La Cour de justice de l’Union européenne (CJUE) vient de publier un arrêt qui impose aux fournisseurs de services numériques de prendre en compte les besoins des entreprises tierces souhaitant utiliser les services.
“Le refus d’une entreprise en position dominante, qui a développé une plateforme numérique, de permettre l’accès à cette plateforme, en refusant d’assurer l’interopérabilité de celle-ci avec une application développée par une entreprise tierce, peut constituer un abus de position dominante, alors même que la plateforme n’est pas indispensable à l’exploitation commerciale de l’application” juge la CJUE.
La Cour qualifie qu’un abus peut être constaté lorsque la plateforme a été développée dans la perspective de permettre son utilisation par des entreprises tierces et qu’elle est de nature à rendre l’application plus attractive pour les consommateurs.
Toutefois, le refus peut être justifié par l’inexistence d’un modèle pour la catégorie des applications concernées au moment de la demande d’accès par l’entreprise tierce, “lorsque l’octroi de l’interopérabilité compromettrait la sécurité ou l’intégrité de la plateforme, ou encore lorsqu’il serait impossible pour d’autres raisons techniques d’assurer cette interopérabilité”.
Dans tous les autres cas, “l’entreprise dominante doit développer un tel modèle, dans un délai raisonnable nécessaire à cet effet et moyennant, le cas échéant, une contrepartie financière appropriée” explique la CJUE. “Doivent être pris en compte dans ce cadre les besoins de l’entreprise tierce ayant demandé ce développement, le coût réel de celui-ci et le droit de l’entreprise en position dominante d’en retirer un bénéfice approprié”.
Les géants du numérique visés
Cette décision est générée par le litige opposant Google et Enel, datant de 2018. Google a refusé d’assurer l’interopérabilité de l’application JuicePass qui permettait aux conducteurs de véhicules électriques de localiser et réserver des bornes de recharge avec Android auto.

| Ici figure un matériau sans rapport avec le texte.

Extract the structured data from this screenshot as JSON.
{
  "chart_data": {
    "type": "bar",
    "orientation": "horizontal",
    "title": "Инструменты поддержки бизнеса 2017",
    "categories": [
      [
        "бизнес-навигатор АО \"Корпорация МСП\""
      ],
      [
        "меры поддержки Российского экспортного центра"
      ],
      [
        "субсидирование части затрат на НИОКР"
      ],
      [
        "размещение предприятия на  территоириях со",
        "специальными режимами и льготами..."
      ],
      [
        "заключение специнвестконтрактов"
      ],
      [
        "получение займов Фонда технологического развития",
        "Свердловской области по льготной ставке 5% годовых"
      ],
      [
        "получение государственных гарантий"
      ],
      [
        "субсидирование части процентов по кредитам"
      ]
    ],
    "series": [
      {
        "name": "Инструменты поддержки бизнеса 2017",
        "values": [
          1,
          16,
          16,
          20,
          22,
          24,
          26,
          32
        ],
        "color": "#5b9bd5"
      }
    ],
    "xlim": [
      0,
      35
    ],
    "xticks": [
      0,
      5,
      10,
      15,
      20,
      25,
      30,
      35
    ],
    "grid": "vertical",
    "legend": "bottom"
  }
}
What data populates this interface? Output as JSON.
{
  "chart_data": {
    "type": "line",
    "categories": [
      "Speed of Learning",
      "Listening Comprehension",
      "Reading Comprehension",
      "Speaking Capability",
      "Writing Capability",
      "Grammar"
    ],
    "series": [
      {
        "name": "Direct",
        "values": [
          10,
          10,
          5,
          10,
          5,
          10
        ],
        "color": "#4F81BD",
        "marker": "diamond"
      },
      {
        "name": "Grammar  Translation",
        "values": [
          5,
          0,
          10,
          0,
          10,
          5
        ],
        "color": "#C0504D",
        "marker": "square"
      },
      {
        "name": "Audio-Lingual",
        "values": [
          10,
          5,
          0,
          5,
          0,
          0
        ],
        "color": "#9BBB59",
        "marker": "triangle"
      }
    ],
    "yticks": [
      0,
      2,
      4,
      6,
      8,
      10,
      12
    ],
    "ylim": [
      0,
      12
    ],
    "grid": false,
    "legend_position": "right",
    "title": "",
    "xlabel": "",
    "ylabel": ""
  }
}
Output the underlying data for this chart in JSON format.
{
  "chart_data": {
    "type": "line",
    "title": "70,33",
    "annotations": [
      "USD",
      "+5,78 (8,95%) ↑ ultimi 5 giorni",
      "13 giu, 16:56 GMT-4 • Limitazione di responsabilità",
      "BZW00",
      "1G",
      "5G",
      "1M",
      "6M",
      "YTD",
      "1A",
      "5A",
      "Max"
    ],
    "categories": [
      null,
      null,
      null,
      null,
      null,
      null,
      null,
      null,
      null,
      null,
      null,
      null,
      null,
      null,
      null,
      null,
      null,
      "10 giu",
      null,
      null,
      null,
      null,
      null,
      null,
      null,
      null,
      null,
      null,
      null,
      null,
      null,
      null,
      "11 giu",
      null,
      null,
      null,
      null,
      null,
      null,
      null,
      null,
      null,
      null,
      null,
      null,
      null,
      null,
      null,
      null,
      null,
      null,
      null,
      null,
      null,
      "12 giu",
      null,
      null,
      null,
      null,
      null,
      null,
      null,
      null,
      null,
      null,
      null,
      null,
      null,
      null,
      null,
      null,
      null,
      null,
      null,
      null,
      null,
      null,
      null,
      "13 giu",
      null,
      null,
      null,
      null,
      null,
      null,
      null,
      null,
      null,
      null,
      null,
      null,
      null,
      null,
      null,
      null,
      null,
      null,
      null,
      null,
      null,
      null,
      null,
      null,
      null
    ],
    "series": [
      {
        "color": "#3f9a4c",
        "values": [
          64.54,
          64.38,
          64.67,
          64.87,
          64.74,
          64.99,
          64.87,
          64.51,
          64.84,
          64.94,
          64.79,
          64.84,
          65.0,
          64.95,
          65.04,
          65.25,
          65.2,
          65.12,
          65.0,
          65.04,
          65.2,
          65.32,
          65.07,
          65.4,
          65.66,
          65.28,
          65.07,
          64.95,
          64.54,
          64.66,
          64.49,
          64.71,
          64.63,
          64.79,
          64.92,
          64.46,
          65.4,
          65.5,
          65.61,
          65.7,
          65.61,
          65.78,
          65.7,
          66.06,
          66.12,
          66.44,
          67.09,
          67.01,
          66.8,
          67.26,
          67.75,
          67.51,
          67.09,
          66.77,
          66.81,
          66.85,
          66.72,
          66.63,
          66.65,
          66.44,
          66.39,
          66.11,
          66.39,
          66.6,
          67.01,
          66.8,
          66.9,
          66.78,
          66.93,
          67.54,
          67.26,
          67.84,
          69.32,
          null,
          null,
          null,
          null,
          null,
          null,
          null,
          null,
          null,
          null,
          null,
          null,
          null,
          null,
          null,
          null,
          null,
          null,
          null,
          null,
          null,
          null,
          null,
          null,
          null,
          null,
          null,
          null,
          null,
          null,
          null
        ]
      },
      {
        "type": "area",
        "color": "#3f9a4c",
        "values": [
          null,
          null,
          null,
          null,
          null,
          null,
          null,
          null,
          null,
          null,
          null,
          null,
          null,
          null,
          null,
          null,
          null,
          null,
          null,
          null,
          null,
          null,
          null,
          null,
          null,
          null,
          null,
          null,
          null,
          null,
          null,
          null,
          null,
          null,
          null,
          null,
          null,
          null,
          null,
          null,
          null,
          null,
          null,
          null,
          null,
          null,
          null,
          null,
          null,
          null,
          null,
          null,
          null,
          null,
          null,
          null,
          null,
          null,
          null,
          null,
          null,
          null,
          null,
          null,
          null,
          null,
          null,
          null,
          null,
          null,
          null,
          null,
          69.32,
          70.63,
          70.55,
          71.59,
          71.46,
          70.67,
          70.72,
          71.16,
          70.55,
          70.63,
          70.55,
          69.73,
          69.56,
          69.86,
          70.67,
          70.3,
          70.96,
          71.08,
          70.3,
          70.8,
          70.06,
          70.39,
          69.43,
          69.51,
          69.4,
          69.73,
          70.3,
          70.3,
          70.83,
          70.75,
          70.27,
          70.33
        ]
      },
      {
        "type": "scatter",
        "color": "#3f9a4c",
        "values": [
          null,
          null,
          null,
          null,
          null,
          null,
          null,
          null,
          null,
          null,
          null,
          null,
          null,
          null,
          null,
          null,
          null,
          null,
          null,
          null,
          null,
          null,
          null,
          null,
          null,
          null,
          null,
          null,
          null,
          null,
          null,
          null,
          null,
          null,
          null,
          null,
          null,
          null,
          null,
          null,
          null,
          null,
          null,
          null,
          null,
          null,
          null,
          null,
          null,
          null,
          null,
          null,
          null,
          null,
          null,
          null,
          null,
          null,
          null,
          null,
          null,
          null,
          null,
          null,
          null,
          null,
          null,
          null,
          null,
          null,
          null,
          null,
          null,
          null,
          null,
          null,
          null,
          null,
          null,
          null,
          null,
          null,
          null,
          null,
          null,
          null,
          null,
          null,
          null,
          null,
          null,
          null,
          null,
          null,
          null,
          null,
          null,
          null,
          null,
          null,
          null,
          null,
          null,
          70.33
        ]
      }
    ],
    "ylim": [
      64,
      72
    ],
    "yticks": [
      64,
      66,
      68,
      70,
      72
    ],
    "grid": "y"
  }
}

L’Autorité italienne de la concurrence (AGCM) avait condamné Google à une amende de 102 millions d’euros pour abus de position dominante. La décision a été contestée par l’entreprise devant le Conseil d’État italien. Ce dernier a saisi la CJUE pour clarifier le cadre juridique applicable.
La CJUE vise ainsi directement les géants du numérique mais aussi d’autres acteurs des secteurs bancaires, santé, etc. qui contrôlent des écosystèmes fermés. La Cour contraint ces acteurs à ouvrir davantage leurs plateformes à des services tiers y compris concurrents.
Par ailleurs, elle renforce la DMA récemment entrée en vigueur qui impose de garantir l’interopérabilité entre les services des plateformes et les entreprises tierces.
Les startups et éditeurs disposent désormais d’un outil pour exiger un accès aux plateformes pour déployer plus rapidement leurs solutions.